4.3 Arcee Trinity Mini
Benchmark narrative
- Lightweight, fast inference model
- ~2.6 s TTFT (stable, but slow)
Performance is predictable but non-competitive for conversational UX.
4.4 Gemini Flash
Benchmark narrative
- Often cited as one of the fastest proprietary models
- Sub-400 ms TTFT claims
- Hard failure
Gemini Flash’s latency claims appear highly infrastructure-dependent.
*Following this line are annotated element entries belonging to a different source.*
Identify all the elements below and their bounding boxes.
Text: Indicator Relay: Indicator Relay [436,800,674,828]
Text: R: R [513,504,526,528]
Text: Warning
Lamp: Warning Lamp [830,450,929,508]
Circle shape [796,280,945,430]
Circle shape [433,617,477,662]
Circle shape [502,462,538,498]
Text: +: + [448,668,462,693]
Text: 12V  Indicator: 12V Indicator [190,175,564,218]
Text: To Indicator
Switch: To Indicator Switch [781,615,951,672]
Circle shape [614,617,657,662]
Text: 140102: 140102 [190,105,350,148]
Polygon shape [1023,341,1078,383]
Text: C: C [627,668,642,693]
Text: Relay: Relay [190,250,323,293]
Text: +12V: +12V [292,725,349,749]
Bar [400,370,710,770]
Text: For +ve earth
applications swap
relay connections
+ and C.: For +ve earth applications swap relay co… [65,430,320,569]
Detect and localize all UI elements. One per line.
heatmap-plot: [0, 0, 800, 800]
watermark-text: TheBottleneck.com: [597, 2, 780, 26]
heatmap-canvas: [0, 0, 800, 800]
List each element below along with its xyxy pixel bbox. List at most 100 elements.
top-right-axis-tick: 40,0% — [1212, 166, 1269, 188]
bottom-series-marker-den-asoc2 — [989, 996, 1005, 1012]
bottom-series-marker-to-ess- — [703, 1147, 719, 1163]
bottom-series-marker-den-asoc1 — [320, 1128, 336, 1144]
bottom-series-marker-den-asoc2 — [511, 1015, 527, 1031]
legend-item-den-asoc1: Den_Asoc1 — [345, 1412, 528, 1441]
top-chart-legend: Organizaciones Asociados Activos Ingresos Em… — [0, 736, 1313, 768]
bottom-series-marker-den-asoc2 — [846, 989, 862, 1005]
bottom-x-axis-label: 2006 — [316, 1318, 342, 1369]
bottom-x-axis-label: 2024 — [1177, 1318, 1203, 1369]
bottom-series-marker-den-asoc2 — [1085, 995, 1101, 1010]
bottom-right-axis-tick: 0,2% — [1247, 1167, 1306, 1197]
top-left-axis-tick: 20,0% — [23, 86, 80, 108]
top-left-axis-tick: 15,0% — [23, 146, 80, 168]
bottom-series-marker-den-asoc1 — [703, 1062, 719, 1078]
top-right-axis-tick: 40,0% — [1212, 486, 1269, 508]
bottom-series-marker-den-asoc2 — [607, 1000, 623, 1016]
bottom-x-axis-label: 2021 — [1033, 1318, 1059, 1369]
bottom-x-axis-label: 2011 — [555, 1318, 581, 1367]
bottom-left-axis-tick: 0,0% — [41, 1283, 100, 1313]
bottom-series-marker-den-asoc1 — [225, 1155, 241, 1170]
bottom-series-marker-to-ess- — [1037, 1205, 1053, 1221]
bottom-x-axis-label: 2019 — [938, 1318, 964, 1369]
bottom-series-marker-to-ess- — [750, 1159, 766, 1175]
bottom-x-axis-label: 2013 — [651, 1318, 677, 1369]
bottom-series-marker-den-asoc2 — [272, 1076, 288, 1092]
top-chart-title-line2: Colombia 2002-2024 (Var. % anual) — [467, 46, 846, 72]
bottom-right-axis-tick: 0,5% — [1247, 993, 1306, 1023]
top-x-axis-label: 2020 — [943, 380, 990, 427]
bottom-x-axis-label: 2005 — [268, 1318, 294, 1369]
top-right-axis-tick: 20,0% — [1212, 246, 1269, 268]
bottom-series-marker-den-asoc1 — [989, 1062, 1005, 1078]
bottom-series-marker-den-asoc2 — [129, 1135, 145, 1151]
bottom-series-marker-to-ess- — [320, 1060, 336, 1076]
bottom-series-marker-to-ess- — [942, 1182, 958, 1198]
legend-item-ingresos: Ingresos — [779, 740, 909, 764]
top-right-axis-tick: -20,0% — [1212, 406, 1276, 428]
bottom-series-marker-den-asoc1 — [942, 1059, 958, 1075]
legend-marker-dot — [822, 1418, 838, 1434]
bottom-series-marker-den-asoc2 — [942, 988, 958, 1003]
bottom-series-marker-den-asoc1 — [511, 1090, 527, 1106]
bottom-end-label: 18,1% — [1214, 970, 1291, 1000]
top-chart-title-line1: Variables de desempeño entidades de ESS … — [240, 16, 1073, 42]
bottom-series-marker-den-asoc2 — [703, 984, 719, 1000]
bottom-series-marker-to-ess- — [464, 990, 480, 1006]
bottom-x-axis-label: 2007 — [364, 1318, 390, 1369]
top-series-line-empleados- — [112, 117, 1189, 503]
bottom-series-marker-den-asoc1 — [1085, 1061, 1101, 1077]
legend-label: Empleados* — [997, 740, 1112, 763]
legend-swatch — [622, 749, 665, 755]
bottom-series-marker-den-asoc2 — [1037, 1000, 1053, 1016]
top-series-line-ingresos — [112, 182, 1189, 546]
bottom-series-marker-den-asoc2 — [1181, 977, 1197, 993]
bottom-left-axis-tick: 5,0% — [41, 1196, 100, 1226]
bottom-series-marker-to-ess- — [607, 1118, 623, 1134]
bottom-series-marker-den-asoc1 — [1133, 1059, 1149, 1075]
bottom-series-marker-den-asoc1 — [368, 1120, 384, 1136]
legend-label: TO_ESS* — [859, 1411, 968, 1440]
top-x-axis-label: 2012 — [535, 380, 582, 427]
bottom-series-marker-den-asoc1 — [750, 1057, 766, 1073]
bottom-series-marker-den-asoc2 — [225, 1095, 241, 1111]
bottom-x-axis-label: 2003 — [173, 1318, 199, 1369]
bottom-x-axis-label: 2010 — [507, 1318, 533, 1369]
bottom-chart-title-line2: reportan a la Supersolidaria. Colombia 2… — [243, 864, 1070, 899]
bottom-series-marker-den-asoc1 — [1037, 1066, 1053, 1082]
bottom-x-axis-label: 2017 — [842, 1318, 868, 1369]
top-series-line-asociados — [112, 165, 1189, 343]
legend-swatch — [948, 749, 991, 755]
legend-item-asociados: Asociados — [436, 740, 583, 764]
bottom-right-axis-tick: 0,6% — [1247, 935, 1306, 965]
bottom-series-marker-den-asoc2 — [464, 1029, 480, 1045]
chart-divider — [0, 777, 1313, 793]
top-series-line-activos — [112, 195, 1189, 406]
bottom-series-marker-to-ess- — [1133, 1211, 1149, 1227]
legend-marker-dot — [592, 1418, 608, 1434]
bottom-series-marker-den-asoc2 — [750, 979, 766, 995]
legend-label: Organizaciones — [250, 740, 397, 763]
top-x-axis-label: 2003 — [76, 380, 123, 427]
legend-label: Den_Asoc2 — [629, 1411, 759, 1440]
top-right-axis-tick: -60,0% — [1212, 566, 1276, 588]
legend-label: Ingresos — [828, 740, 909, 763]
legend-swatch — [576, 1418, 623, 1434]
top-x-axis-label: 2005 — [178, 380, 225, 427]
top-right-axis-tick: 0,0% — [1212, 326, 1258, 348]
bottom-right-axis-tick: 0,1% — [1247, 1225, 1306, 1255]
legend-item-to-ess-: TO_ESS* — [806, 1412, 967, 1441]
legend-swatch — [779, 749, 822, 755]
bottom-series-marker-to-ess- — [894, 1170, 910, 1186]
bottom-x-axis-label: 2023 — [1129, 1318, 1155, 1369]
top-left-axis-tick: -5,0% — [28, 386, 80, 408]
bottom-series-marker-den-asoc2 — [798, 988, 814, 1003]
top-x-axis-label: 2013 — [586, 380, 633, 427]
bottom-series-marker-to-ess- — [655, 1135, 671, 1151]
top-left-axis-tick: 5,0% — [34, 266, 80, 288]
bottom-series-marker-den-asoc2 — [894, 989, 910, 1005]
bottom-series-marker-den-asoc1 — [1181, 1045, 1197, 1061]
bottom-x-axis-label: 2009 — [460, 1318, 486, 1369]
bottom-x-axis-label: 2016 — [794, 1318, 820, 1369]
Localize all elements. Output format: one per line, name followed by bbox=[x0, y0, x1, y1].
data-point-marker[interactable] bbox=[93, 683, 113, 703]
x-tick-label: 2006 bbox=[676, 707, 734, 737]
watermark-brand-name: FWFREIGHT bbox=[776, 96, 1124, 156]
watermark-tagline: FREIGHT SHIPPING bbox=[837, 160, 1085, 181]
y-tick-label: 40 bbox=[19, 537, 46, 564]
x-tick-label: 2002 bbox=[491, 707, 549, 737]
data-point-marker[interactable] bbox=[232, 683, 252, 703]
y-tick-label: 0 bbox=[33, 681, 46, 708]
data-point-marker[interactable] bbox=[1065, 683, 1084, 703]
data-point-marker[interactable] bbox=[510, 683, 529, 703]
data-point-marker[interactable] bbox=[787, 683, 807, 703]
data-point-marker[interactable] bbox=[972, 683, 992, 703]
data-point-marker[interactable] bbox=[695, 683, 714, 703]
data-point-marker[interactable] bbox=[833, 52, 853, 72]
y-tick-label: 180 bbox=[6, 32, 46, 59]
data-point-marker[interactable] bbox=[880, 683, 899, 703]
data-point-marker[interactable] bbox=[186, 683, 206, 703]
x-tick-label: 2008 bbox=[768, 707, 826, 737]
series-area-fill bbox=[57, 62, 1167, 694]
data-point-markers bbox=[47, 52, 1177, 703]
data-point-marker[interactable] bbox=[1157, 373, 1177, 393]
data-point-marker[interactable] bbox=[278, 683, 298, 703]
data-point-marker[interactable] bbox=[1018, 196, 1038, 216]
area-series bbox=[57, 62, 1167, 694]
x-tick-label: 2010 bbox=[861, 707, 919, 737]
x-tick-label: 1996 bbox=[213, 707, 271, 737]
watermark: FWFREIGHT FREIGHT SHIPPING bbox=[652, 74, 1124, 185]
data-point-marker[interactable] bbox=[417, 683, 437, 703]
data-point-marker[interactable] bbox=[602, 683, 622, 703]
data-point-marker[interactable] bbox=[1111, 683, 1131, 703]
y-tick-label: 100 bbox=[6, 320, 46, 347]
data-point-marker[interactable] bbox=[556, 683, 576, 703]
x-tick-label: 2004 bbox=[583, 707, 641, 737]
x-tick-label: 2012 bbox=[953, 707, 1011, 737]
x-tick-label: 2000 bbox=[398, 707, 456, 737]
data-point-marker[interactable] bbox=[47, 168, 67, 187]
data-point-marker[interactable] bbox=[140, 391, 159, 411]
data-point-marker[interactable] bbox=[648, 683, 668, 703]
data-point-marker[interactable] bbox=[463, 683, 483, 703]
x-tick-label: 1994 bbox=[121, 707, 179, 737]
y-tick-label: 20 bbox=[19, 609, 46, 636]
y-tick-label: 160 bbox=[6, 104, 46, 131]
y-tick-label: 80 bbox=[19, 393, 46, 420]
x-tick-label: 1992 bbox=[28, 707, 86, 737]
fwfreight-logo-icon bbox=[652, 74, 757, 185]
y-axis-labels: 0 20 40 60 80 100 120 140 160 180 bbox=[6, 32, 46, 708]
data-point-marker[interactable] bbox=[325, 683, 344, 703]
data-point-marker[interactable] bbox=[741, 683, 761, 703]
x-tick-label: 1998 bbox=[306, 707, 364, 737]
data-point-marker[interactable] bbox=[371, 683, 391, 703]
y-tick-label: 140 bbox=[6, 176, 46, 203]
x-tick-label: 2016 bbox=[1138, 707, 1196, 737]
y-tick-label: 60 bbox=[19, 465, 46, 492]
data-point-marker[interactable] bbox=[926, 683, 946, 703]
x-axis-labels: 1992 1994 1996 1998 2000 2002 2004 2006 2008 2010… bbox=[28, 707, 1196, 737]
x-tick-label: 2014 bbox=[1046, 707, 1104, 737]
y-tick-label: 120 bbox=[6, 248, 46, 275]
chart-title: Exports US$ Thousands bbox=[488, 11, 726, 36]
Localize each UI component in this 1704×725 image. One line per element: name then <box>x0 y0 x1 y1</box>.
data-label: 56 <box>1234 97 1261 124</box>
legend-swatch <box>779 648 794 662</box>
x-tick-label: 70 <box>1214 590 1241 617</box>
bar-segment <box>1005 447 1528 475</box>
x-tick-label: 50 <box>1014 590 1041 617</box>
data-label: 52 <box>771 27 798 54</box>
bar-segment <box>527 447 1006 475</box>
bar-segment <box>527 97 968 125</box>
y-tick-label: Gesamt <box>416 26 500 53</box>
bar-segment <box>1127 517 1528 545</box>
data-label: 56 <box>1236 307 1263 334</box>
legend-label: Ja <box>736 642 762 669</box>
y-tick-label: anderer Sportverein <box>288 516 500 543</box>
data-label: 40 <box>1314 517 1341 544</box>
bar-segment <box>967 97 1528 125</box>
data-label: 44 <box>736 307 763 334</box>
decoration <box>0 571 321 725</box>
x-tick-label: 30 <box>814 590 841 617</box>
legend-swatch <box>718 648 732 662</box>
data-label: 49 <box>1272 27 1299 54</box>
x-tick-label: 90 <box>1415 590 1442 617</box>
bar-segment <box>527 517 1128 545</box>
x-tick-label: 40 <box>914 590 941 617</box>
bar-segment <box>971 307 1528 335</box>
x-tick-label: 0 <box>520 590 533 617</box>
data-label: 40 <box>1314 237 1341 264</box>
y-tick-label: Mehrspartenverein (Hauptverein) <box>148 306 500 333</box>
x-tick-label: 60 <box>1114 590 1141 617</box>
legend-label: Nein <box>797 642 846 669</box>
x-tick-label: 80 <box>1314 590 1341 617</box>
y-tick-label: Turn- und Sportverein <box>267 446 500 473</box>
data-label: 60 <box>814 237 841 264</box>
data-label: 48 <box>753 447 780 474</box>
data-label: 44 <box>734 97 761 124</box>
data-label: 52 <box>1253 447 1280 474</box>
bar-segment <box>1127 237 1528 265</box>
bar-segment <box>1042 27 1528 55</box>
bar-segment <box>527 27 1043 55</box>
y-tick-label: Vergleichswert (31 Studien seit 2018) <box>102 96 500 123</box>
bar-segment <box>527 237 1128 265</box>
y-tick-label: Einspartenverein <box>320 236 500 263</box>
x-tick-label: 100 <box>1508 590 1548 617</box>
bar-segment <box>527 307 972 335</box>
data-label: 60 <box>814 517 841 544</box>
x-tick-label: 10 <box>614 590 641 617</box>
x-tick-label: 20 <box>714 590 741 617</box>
Outside Google-native environments, reliability and accessibility degrade sharply.
5. Why OpenRouter Changes the Results
OpenRouter introduces realities most benchmarks ignore:
| Benchmark Assumption | OpenRouter Reality |
| :--- | :--- |
| Dedicated GPU | Shared pool |
| Warm instance | Cold start |
| Single provider | Multi-provider routing |
| Native region | Global |
| Priority traffic | Fair-share scheduling |
These factors consistently add 500–2000 ms to TTFT, revealing which models are genuinely latency-robust.
6. Key Findings
- Latency leadership is architectural, not marketing: Small, dense models dominate when routing is involved.
- OpenRouter amplifies real differences: Models that rely on ideal infrastructure degrade fastest.
- TTFT matters more than tokens/sec: Throughput cannot compensate for slow first-token response.
- “Fastest model” claims are context-fragile: Gemini Flash exemplifies this.
7. Practical Recommendations
Model selection when using OpenRouter:
| Use Case | Recommendation |
| :--- | :--- |
| Real-time chat / sales agents | Ministral 3B (2512) |
| Messaging bots | Ministral 3B |
| Heavier reasoning | Ministral 8B |
| Batch / offline | Nemotron, Arcee |
| Gemini via router | Avoid |
8. Conclusion
When evaluated through OpenRouter, real-world LLM latency diverges significantly from published benchmarks. While benchmark charts remain useful for relative comparisons, only empirical routed testing reveals production-grade behavior. Developers building latency-sensitive systems should treat routing layers as first-class citizens in performance evaluation—not afterthoughts.